Half an year ago, I wrote a post about Ecopack. I wrote about how the stock was taking advantage of the changing fortunes of the beverage industry in pakistan, with the increasing consumption of beverages, shift towards PET bottles, and ecopacks increasing sales and margins as a result. I also wrote about how this was translating into increasing EPS y/y. Half an year and two quarters later, it appears the trend is continuing.

What made me write this port is an article where coca-cola talks about setting 3 more plants in Pakistan. This goes on to show that beverage demand in the country is increasing still.

Now coming back to the financials. The following graphs add the last two quarters whose results have been announced since I wrote my last post. The two quarters colors' have been changed to make them distinguishable:


The above two graphs clearly depict an improvement in sales and EPS for the last two quarters on an year/year basis. However most notable is the improvement in Gross Profit Margin as given below. The move towards a higher value added product has clearly bode well for the company.

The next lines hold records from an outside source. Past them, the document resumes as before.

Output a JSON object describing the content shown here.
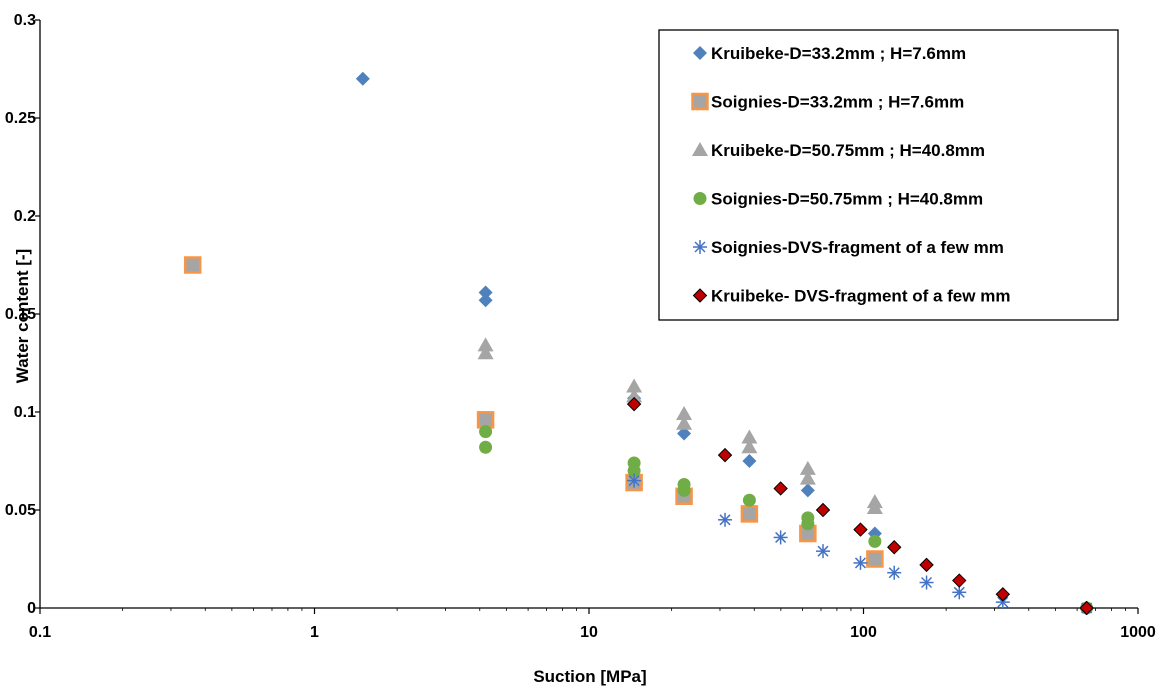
{
  "chart_data": {
    "type": "scatter",
    "title": "",
    "xlabel": "Suction [MPa]",
    "ylabel": "Water content [-]",
    "x_scale": "log",
    "xlim": [
      0.1,
      1000
    ],
    "ylim": [
      0,
      0.3
    ],
    "x_ticks": [
      "0.1",
      "1",
      "10",
      "100",
      "1000"
    ],
    "y_ticks": [
      "0",
      "0.05",
      "0.1",
      "0.15",
      "0.2",
      "0.25",
      "0.3"
    ],
    "grid": false,
    "legend_position": "top-right",
    "series": [
      {
        "name": "Kruibeke-D=33.2mm ; H=7.6mm",
        "marker": "diamond",
        "color": "#4f81bd",
        "x": [
          1.5,
          4.2,
          4.2,
          14.6,
          22.2,
          38.4,
          62.7,
          110,
          650
        ],
        "y": [
          0.27,
          0.161,
          0.157,
          0.107,
          0.089,
          0.075,
          0.06,
          0.038,
          0
        ]
      },
      {
        "name": "Soignies-D=33.2mm ; H=7.6mm",
        "marker": "square",
        "color": "#f79646",
        "x": [
          0.36,
          4.2,
          14.6,
          22.2,
          38.4,
          62.7,
          110
        ],
        "y": [
          0.175,
          0.096,
          0.064,
          0.057,
          0.048,
          0.038,
          0.025
        ]
      },
      {
        "name": "Kruibeke-D=50.75mm ; H=40.8mm",
        "marker": "triangle",
        "color": "#a5a5a5",
        "x": [
          4.2,
          4.2,
          14.6,
          14.6,
          22.2,
          22.2,
          38.4,
          38.4,
          62.7,
          62.7,
          110,
          110
        ],
        "y": [
          0.134,
          0.13,
          0.113,
          0.108,
          0.099,
          0.094,
          0.087,
          0.082,
          0.071,
          0.066,
          0.054,
          0.051
        ]
      },
      {
        "name": "Soignies-D=50.75mm ; H=40.8mm",
        "marker": "circle",
        "color": "#70ad47",
        "x": [
          4.2,
          4.2,
          14.6,
          14.6,
          22.2,
          22.2,
          38.4,
          62.7,
          62.7,
          110,
          650
        ],
        "y": [
          0.09,
          0.082,
          0.074,
          0.07,
          0.063,
          0.06,
          0.055,
          0.046,
          0.043,
          0.034,
          0
        ]
      },
      {
        "name": "Soignies-DVS-fragment of a few mm",
        "marker": "asterisk",
        "color": "#4472c4",
        "x": [
          14.6,
          31.3,
          49.9,
          71.2,
          97.5,
          129.4,
          169.7,
          223.3,
          321.7,
          650
        ],
        "y": [
          0.065,
          0.045,
          0.036,
          0.029,
          0.023,
          0.018,
          0.013,
          0.008,
          0.003,
          0
        ]
      },
      {
        "name": "Kruibeke- DVS-fragment of a few mm",
        "marker": "diamond-outlined",
        "color": "#c00000",
        "x": [
          14.6,
          31.3,
          49.9,
          71.2,
          97.5,
          129.4,
          169.7,
          223.3,
          321.7,
          650
        ],
        "y": [
          0.104,
          0.078,
          0.061,
          0.05,
          0.04,
          0.031,
          0.022,
          0.014,
          0.007,
          0
        ]
      }
    ]
  }
}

The last quarter of the year is always the defining one as far as earnings go. This is evident from all three charts and for the last 4 years which shows that the June quarter is best in terms of earnings, sales and GP margin. So we can assume the same for June-14, whose result is around the corner. From these graphs we see a clear trend. The June result just keeps on getting better. At least from the EPS perspective. 

The GP Margin is a great determiner of earnings as well and we see that it has been positive in the last two quarters despite being quite negative in the same period last year as well as last-to-last year. So good gross profit margins coupled with good revenue could indeed result in a record-breaking FY14 for Ecopack!